Yazar bizleri Meks adlı köleleştirilmiş bir uzaylı ırkı tarafından desteklenen ve yüksek teknolojili kalelerde yaşayan zengin soyluların gelecekteki uygarlığına konuk ediyor. Bu uygarlık şatafatın, refahın, lüksün ve 16. Louis dönemi lümpenliğinin hat safhaya vardığı bir noktadadır. Gelişmiş teknolojinin ve köle sınıfının yarattığı imkanlarla kendilerinden bîhaber duruma gelen soyluların vaziyetini, bu Lale Devri vaziyetini değiştiren de bekleneceği üzere bir isyan hareketi olur. 1997 yılında Metis Bilimkurgu Serisinin on sekizinci eseri olarak yayımlanarak yerli bilimkurgu okurunun beğenisine sunulmuştur.

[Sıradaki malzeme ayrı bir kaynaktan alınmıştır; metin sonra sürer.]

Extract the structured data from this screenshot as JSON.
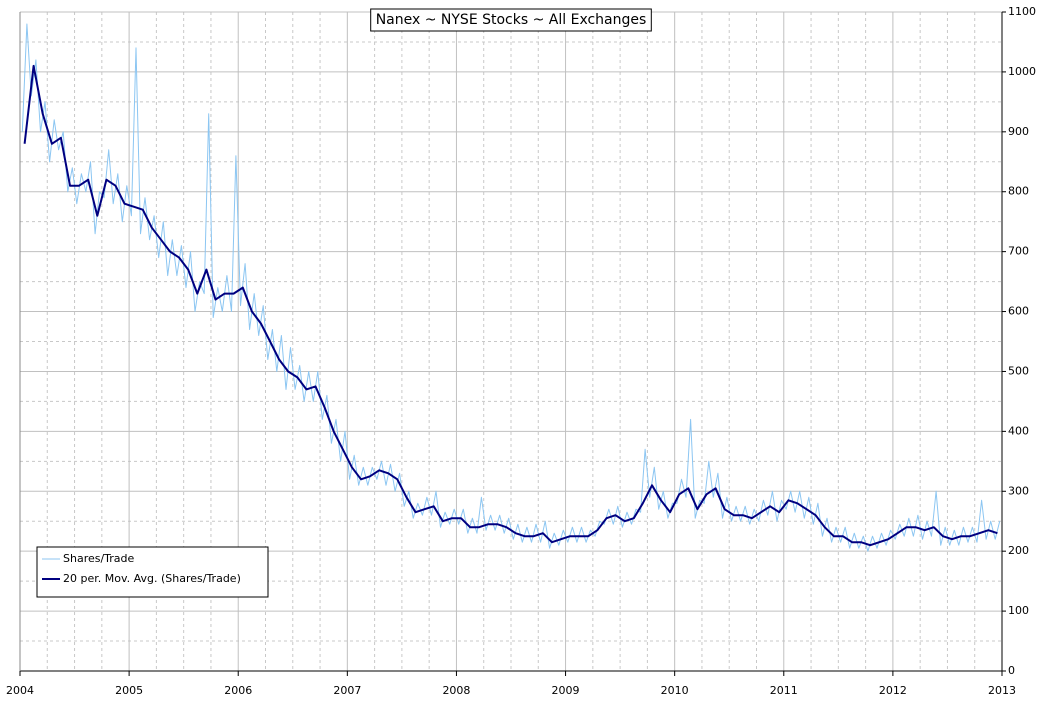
{
  "chart_data": {
    "type": "line",
    "title": "Nanex ~ NYSE Stocks ~ All Exchanges",
    "xlim": [
      2004,
      2013
    ],
    "xticks": [
      2004,
      2005,
      2006,
      2007,
      2008,
      2009,
      2010,
      2011,
      2012,
      2013
    ],
    "minor_xticks": [
      2004.25,
      2004.5,
      2004.75,
      2005.25,
      2005.5,
      2005.75,
      2006.25,
      2006.5,
      2006.75,
      2007.25,
      2007.5,
      2007.75,
      2008.25,
      2008.5,
      2008.75,
      2009.25,
      2009.5,
      2009.75,
      2010.25,
      2010.5,
      2010.75,
      2011.25,
      2011.5,
      2011.75,
      2012.25,
      2012.5,
      2012.75
    ],
    "ylim": [
      0,
      1100
    ],
    "yticks": [
      0,
      100,
      200,
      300,
      400,
      500,
      600,
      700,
      800,
      900,
      1000,
      1100
    ],
    "minor_yticks": [
      50,
      150,
      250,
      350,
      450,
      550,
      650,
      750,
      850,
      950,
      1050
    ],
    "grid": true,
    "y_axis_side": "right",
    "legend": "lower left",
    "series": [
      {
        "name": "Shares/Trade",
        "color": "#8cc6f2",
        "width": 1,
        "x": [
          2004.021,
          2004.063,
          2004.104,
          2004.146,
          2004.188,
          2004.229,
          2004.271,
          2004.313,
          2004.354,
          2004.396,
          2004.438,
          2004.479,
          2004.521,
          2004.563,
          2004.604,
          2004.646,
          2004.688,
          2004.729,
          2004.771,
          2004.813,
          2004.854,
          2004.896,
          2004.938,
          2004.979,
          2005.021,
          2005.063,
          2005.104,
          2005.146,
          2005.188,
          2005.229,
          2005.271,
          2005.313,
          2005.354,
          2005.396,
          2005.438,
          2005.479,
          2005.521,
          2005.563,
          2005.604,
          2005.646,
          2005.688,
          2005.729,
          2005.771,
          2005.813,
          2005.854,
          2005.896,
          2005.938,
          2005.979,
          2006.021,
          2006.063,
          2006.104,
          2006.146,
          2006.188,
          2006.229,
          2006.271,
          2006.313,
          2006.354,
          2006.396,
          2006.438,
          2006.479,
          2006.521,
          2006.563,
          2006.604,
          2006.646,
          2006.688,
          2006.729,
          2006.771,
          2006.813,
          2006.854,
          2006.896,
          2006.938,
          2006.979,
          2007.021,
          2007.063,
          2007.104,
          2007.146,
          2007.188,
          2007.229,
          2007.271,
          2007.313,
          2007.354,
          2007.396,
          2007.438,
          2007.479,
          2007.521,
          2007.563,
          2007.604,
          2007.646,
          2007.688,
          2007.729,
          2007.771,
          2007.813,
          2007.854,
          2007.896,
          2007.938,
          2007.979,
          2008.021,
          2008.063,
          2008.104,
          2008.146,
          2008.188,
          2008.229,
          2008.271,
          2008.313,
          2008.354,
          2008.396,
          2008.438,
          2008.479,
          2008.521,
          2008.563,
          2008.604,
          2008.646,
          2008.688,
          2008.729,
          2008.771,
          2008.813,
          2008.854,
          2008.896,
          2008.938,
          2008.979,
          2009.021,
          2009.063,
          2009.104,
          2009.146,
          2009.188,
          2009.229,
          2009.271,
          2009.313,
          2009.354,
          2009.396,
          2009.438,
          2009.479,
          2009.521,
          2009.563,
          2009.604,
          2009.646,
          2009.688,
          2009.729,
          2009.771,
          2009.813,
          2009.854,
          2009.896,
          2009.938,
          2009.979,
          2010.021,
          2010.063,
          2010.104,
          2010.146,
          2010.188,
          2010.229,
          2010.271,
          2010.313,
          2010.354,
          2010.396,
          2010.438,
          2010.479,
          2010.521,
          2010.563,
          2010.604,
          2010.646,
          2010.688,
          2010.729,
          2010.771,
          2010.813,
          2010.854,
          2010.896,
          2010.938,
          2010.979,
          2011.021,
          2011.063,
          2011.104,
          2011.146,
          2011.188,
          2011.229,
          2011.271,
          2011.313,
          2011.354,
          2011.396,
          2011.438,
          2011.479,
          2011.521,
          2011.563,
          2011.604,
          2011.646,
          2011.688,
          2011.729,
          2011.771,
          2011.813,
          2011.854,
          2011.896,
          2011.938,
          2011.979,
          2012.021,
          2012.063,
          2012.104,
          2012.146,
          2012.188,
          2012.229,
          2012.271,
          2012.313,
          2012.354,
          2012.396,
          2012.438,
          2012.479,
          2012.521,
          2012.563,
          2012.604,
          2012.646,
          2012.688,
          2012.729,
          2012.771,
          2012.813,
          2012.854,
          2012.896,
          2012.938,
          2012.979
        ],
        "values": [
          900,
          1080,
          960,
          1020,
          900,
          950,
          850,
          920,
          870,
          900,
          800,
          840,
          780,
          830,
          800,
          850,
          730,
          800,
          790,
          870,
          780,
          830,
          750,
          810,
          760,
          1040,
          730,
          790,
          720,
          760,
          690,
          750,
          660,
          720,
          660,
          710,
          640,
          700,
          600,
          650,
          630,
          930,
          590,
          640,
          600,
          660,
          600,
          860,
          610,
          680,
          570,
          630,
          560,
          610,
          520,
          570,
          500,
          560,
          470,
          540,
          470,
          510,
          450,
          500,
          450,
          500,
          420,
          460,
          380,
          420,
          350,
          400,
          320,
          360,
          310,
          340,
          310,
          340,
          320,
          350,
          310,
          345,
          300,
          330,
          275,
          300,
          255,
          280,
          260,
          290,
          260,
          300,
          240,
          265,
          245,
          270,
          245,
          270,
          230,
          255,
          230,
          290,
          235,
          260,
          235,
          260,
          230,
          255,
          220,
          245,
          215,
          240,
          215,
          245,
          215,
          250,
          205,
          230,
          210,
          235,
          215,
          240,
          215,
          240,
          215,
          235,
          225,
          250,
          245,
          270,
          245,
          275,
          240,
          265,
          245,
          270,
          265,
          370,
          290,
          340,
          270,
          300,
          255,
          280,
          280,
          320,
          290,
          420,
          255,
          285,
          280,
          350,
          290,
          330,
          255,
          290,
          250,
          275,
          250,
          275,
          245,
          270,
          250,
          285,
          260,
          300,
          250,
          285,
          270,
          300,
          265,
          300,
          255,
          290,
          245,
          280,
          225,
          255,
          215,
          240,
          215,
          240,
          205,
          230,
          205,
          225,
          200,
          225,
          205,
          230,
          210,
          235,
          220,
          245,
          225,
          255,
          225,
          260,
          220,
          250,
          225,
          300,
          210,
          240,
          210,
          235,
          210,
          240,
          215,
          240,
          215,
          285,
          220,
          250,
          220,
          250
        ]
      },
      {
        "name": "20 per. Mov. Avg. (Shares/Trade)",
        "color": "#000080",
        "width": 2,
        "x": [
          2004.042,
          2004.125,
          2004.208,
          2004.292,
          2004.375,
          2004.458,
          2004.542,
          2004.625,
          2004.708,
          2004.792,
          2004.875,
          2004.958,
          2005.042,
          2005.125,
          2005.208,
          2005.292,
          2005.375,
          2005.458,
          2005.542,
          2005.625,
          2005.708,
          2005.792,
          2005.875,
          2005.958,
          2006.042,
          2006.125,
          2006.208,
          2006.292,
          2006.375,
          2006.458,
          2006.542,
          2006.625,
          2006.708,
          2006.792,
          2006.875,
          2006.958,
          2007.042,
          2007.125,
          2007.208,
          2007.292,
          2007.375,
          2007.458,
          2007.542,
          2007.625,
          2007.708,
          2007.792,
          2007.875,
          2007.958,
          2008.042,
          2008.125,
          2008.208,
          2008.292,
          2008.375,
          2008.458,
          2008.542,
          2008.625,
          2008.708,
          2008.792,
          2008.875,
          2008.958,
          2009.042,
          2009.125,
          2009.208,
          2009.292,
          2009.375,
          2009.458,
          2009.542,
          2009.625,
          2009.708,
          2009.792,
          2009.875,
          2009.958,
          2010.042,
          2010.125,
          2010.208,
          2010.292,
          2010.375,
          2010.458,
          2010.542,
          2010.625,
          2010.708,
          2010.792,
          2010.875,
          2010.958,
          2011.042,
          2011.125,
          2011.208,
          2011.292,
          2011.375,
          2011.458,
          2011.542,
          2011.625,
          2011.708,
          2011.792,
          2011.875,
          2011.958,
          2012.042,
          2012.125,
          2012.208,
          2012.292,
          2012.375,
          2012.458,
          2012.542,
          2012.625,
          2012.708,
          2012.792,
          2012.875,
          2012.958
        ],
        "values": [
          880,
          1010,
          930,
          880,
          890,
          810,
          810,
          820,
          760,
          820,
          810,
          780,
          775,
          770,
          740,
          720,
          700,
          690,
          670,
          630,
          670,
          620,
          630,
          630,
          640,
          600,
          580,
          550,
          520,
          500,
          490,
          470,
          475,
          440,
          400,
          370,
          340,
          320,
          325,
          335,
          330,
          320,
          290,
          265,
          270,
          275,
          250,
          255,
          255,
          240,
          240,
          245,
          245,
          240,
          230,
          225,
          225,
          230,
          215,
          220,
          225,
          225,
          225,
          235,
          255,
          260,
          250,
          255,
          280,
          310,
          285,
          265,
          295,
          305,
          270,
          295,
          305,
          270,
          260,
          260,
          255,
          265,
          275,
          265,
          285,
          280,
          270,
          260,
          240,
          225,
          225,
          215,
          215,
          210,
          215,
          220,
          230,
          240,
          240,
          235,
          240,
          225,
          220,
          225,
          225,
          230,
          235,
          230
        ]
      }
    ]
  }
}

Not: Yazının devamı spoiler içermektedir.
“Eğer ahlak kayıtsız şartsız boyun eğme anlamına geliyorsa, o zaman ahlaktan vazgeçilmelidir.”
Küçük bir elit insan topluluğu, uzak bir gelecekte başka bir gezegende dokuz adet kale kurarak oraya yerleşir. Öncelikle estetik kaygılar, geçmiş zamanların onur ve görgü kuralları ve bireysel arayışlar ile ilgili teorik tartışmalarla ilgilenirler. Düzenlerini kurarken de köleleştirilmiş çeşitli yabancı ırkları kullanırlar: Teknik işlerde Meks’ler, ulaşımda kuşlar ve güç vagonları, ev hizmetinde Feyn’ler ve eğlence işlerinde de bir çeşit olan gelişmiş böcek türü olan Phanes’ler. İnsanların yalnızca küçük bir azınlığı kalelerin dışında özgür bir hayat yaşar ve kale sakinleri tarafından barbar olarak kabul edilirler, zira kendi ihtiyaçlarını kendileri gidermektedirler. Bu da düpedüz avam, ayak takımı işidir. Onlarsa böyle aşağılık işler yerine kaliteli şaraplar içmek, resmi davetlerde sosyalleşmek ve politik duruşlarında yükselmeye çalışmakla uğraşırlar. Bu bakımdan Avrupa aristokrasisi ile oldukça benzerlik gösterirler.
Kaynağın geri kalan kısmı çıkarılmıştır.